Photo: Alex Messenger/TandemStock

How to Choose a Backcountry Campsite

Photo: Alex Messenger/TandemStock

How to Choose a Backcountry Campsite

At the end of a long day of backpacking, it’s tempting to plop down at the first level site you encounter. Don’t. The best campsites offer shelter, protection from bugs, convenient access to water, and stay-longer views. In short, they have it all. Campsites like this can be found from the mountains to the desert to the beach and everywhere in between—here’s how to find yours.

Minimize impact: 

First, understand the principles of Leave No Trace camping. If there are designated or otherwise clearly established sites available, use them. Don’t trample vegetation and disturb animal habitat by making new campsites. If you’re in a truly remote area where few have camped, pitch your tent on durable surfaces such as sand, slickrock, gravel, or snow. 

Scout around:

Drop your pack and explore the area for campsite options. The best site is rarely the first one. 

Check for hazards: 

Avoid dangers like standing dead trees (which could fall at any time), rockfall areas, flash flood zones, and spots below the high tide line on a beach. 

Find water: 

You want the nearest water source to be close enough to be convenient, but at least 200 feet away from your camp to prevent pollution and disturbing wildlife, and to allow access for any other campers in the area.

Find shelter: 

The best sites have natural weather protection.
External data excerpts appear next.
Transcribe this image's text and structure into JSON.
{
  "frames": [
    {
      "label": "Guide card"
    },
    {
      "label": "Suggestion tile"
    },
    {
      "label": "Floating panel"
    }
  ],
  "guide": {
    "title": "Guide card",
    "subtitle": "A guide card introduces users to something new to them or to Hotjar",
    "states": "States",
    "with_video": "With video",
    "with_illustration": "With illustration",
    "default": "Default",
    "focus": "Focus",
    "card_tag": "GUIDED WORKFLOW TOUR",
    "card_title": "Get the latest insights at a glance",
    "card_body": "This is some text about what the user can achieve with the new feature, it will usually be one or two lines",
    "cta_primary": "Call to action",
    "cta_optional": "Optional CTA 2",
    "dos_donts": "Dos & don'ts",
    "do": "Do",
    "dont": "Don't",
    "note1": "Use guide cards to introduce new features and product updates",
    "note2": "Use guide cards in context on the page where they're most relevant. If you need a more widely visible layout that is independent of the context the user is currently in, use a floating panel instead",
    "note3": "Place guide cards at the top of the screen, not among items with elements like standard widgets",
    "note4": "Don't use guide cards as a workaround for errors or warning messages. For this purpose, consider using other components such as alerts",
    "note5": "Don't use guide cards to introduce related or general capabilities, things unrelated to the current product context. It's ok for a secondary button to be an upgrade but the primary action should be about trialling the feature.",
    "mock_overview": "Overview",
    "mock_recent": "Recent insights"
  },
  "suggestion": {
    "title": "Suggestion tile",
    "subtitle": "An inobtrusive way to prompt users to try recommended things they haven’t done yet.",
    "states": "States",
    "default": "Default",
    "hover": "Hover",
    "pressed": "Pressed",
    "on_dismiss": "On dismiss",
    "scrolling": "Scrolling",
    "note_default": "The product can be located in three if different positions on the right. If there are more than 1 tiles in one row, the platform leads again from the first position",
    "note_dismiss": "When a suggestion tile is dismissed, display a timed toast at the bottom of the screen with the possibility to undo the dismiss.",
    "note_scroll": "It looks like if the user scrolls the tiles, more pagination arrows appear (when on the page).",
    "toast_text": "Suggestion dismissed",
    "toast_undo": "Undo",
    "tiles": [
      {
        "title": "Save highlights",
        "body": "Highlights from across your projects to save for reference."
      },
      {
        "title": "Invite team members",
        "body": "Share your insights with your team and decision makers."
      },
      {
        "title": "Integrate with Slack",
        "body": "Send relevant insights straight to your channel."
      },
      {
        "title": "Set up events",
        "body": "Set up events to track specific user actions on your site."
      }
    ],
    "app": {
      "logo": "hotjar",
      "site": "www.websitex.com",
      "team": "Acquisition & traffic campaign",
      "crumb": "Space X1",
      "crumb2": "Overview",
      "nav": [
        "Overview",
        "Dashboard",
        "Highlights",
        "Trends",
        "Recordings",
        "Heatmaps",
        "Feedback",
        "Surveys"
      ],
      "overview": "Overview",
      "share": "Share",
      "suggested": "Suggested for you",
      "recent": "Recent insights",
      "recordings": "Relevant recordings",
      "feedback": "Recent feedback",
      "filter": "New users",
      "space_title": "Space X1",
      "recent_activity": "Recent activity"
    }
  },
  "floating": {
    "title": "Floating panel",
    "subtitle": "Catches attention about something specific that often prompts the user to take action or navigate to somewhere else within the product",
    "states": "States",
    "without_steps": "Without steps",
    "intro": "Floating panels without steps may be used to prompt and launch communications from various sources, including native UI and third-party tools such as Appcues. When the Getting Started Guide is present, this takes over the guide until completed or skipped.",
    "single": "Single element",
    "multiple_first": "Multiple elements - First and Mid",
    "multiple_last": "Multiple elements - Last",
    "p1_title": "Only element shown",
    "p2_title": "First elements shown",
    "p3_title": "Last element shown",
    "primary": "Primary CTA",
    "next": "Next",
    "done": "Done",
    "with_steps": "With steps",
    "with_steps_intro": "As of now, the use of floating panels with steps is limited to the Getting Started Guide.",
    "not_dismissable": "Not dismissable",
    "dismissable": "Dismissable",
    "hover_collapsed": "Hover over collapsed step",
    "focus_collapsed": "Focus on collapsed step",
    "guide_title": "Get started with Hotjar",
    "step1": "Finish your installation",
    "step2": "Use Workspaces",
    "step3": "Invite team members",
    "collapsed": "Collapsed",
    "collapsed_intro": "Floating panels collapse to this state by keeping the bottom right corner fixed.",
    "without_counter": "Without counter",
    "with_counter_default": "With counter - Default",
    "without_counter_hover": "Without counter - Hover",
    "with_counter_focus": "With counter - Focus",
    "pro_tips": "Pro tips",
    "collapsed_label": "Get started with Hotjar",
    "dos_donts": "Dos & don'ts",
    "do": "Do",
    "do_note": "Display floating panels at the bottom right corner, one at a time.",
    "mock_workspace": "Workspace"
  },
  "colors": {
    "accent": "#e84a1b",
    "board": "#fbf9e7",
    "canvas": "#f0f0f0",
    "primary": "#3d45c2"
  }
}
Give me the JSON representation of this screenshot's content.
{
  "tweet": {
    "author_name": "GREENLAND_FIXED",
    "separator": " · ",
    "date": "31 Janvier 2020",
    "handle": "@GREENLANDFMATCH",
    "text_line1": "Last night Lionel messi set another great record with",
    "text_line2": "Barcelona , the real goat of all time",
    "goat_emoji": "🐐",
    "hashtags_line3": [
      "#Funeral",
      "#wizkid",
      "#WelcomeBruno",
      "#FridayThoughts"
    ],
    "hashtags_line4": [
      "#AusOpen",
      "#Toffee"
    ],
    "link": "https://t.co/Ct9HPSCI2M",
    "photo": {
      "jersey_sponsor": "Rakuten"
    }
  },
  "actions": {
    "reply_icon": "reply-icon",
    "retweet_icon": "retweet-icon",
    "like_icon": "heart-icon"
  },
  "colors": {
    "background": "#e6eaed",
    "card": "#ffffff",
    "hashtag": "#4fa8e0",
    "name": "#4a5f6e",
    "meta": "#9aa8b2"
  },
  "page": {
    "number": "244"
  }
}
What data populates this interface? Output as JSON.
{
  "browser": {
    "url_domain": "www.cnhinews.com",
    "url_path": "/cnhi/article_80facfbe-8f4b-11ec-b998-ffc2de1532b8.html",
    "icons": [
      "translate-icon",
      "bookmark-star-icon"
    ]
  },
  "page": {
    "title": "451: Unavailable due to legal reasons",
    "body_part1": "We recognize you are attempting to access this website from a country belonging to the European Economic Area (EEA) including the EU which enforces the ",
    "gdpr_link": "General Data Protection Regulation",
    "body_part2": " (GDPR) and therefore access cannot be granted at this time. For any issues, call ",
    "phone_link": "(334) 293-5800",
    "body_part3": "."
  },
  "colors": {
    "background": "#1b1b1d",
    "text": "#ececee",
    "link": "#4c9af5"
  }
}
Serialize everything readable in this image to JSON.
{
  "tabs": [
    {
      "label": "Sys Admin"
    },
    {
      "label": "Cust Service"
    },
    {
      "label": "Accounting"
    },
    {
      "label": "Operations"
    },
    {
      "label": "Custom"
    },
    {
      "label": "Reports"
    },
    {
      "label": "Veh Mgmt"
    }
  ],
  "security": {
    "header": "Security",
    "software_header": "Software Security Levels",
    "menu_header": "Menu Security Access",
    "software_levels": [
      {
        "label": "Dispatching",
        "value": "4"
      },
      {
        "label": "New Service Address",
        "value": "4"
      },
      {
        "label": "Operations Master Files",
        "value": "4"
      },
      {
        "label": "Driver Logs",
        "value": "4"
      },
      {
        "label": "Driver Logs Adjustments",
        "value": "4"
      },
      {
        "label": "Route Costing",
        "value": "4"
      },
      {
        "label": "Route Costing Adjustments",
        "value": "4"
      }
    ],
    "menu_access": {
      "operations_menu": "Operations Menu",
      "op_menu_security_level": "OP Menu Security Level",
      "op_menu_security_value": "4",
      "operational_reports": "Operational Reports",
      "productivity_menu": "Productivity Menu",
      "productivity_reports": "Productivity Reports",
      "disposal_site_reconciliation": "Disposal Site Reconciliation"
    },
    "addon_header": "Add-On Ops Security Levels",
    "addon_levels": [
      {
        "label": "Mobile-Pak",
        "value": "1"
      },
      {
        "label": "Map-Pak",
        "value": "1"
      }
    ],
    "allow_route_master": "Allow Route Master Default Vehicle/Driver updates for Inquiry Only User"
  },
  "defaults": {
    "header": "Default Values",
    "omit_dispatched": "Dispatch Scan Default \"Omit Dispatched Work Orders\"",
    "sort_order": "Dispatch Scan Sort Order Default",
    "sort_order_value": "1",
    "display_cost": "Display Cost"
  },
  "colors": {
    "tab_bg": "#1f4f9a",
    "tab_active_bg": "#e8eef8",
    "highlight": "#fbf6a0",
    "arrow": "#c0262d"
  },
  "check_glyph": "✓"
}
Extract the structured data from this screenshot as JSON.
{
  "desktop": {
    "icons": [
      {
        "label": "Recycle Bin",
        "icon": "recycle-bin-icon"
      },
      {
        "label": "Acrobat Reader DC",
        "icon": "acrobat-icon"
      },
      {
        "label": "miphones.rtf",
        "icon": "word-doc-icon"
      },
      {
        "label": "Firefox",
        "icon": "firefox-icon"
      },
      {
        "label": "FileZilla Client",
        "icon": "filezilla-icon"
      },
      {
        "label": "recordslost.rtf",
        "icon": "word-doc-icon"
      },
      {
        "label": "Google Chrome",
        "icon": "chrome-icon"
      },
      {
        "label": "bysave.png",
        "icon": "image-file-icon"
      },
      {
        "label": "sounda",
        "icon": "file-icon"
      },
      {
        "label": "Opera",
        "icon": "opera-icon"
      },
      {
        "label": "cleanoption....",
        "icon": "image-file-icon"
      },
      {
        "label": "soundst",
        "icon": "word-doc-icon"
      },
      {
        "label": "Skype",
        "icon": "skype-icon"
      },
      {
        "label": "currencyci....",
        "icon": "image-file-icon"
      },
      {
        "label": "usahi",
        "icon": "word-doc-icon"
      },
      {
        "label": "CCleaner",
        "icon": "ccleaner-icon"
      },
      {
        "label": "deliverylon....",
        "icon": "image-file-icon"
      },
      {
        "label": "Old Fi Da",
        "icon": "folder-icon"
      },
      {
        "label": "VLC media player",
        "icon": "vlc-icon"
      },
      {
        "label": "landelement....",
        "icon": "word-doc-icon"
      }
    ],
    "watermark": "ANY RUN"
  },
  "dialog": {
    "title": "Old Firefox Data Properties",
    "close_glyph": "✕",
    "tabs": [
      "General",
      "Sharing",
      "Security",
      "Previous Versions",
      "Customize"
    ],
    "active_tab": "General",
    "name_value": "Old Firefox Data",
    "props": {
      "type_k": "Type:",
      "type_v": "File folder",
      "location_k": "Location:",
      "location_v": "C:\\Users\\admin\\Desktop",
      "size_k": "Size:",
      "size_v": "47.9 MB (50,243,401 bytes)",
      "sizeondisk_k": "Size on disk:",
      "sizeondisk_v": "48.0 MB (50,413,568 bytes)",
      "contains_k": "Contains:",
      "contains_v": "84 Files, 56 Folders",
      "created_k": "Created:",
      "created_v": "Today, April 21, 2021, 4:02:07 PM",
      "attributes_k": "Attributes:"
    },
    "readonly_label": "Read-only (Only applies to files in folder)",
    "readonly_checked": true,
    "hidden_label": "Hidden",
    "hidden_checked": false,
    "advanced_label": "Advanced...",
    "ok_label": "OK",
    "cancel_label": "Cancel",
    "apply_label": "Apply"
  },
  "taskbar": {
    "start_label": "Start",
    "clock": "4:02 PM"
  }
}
Trees provide cover from rain and wind (boulders can also serve as windbreaks) as well as shade. If lightning is a possibility, don’t pitch your tent in the middle of a field or any other place where you’re the highest thing around. 

Go high:

Elevated areas will be warmer (cold air sinks), but also more likely to have breezes to help keep the bugs away. Conversely, low, wet areas are notoriously awful for biting bugs. 

Go low: 

In some cases, you’ll want to camp in valley or canyon bottoms to escape the heat and be near water. Pay attention to the conditions and adjust accordingly.  

Seek flat ground. 

You want your campsite to be totally level. Lie down on the ground to see how it feels before you unpack your tent. If you must make do with a slightly angled site, make sure your head is on the uphill side. 

Look for a kitchen: 

Cooking is a big part of camping. Logs and rocks for sitting, cooking, and eating are a bonus. 

Locate the outhouse: 

Some backcountry camping areas are equipped with outhouses. If there is one, decide if you’d prefer to be nearby or as far as possible from it. 

Scout a view:

A sweet vista makes every campsite better. Just be mindful that safety conditions, like shelter or lightning, might take priority. 

Go to the light: 

Do you want early-morning sunshine to warm up? Look for an eastern exposure. Prefer to sleep in and enjoy long evenings? Go for a western aspect.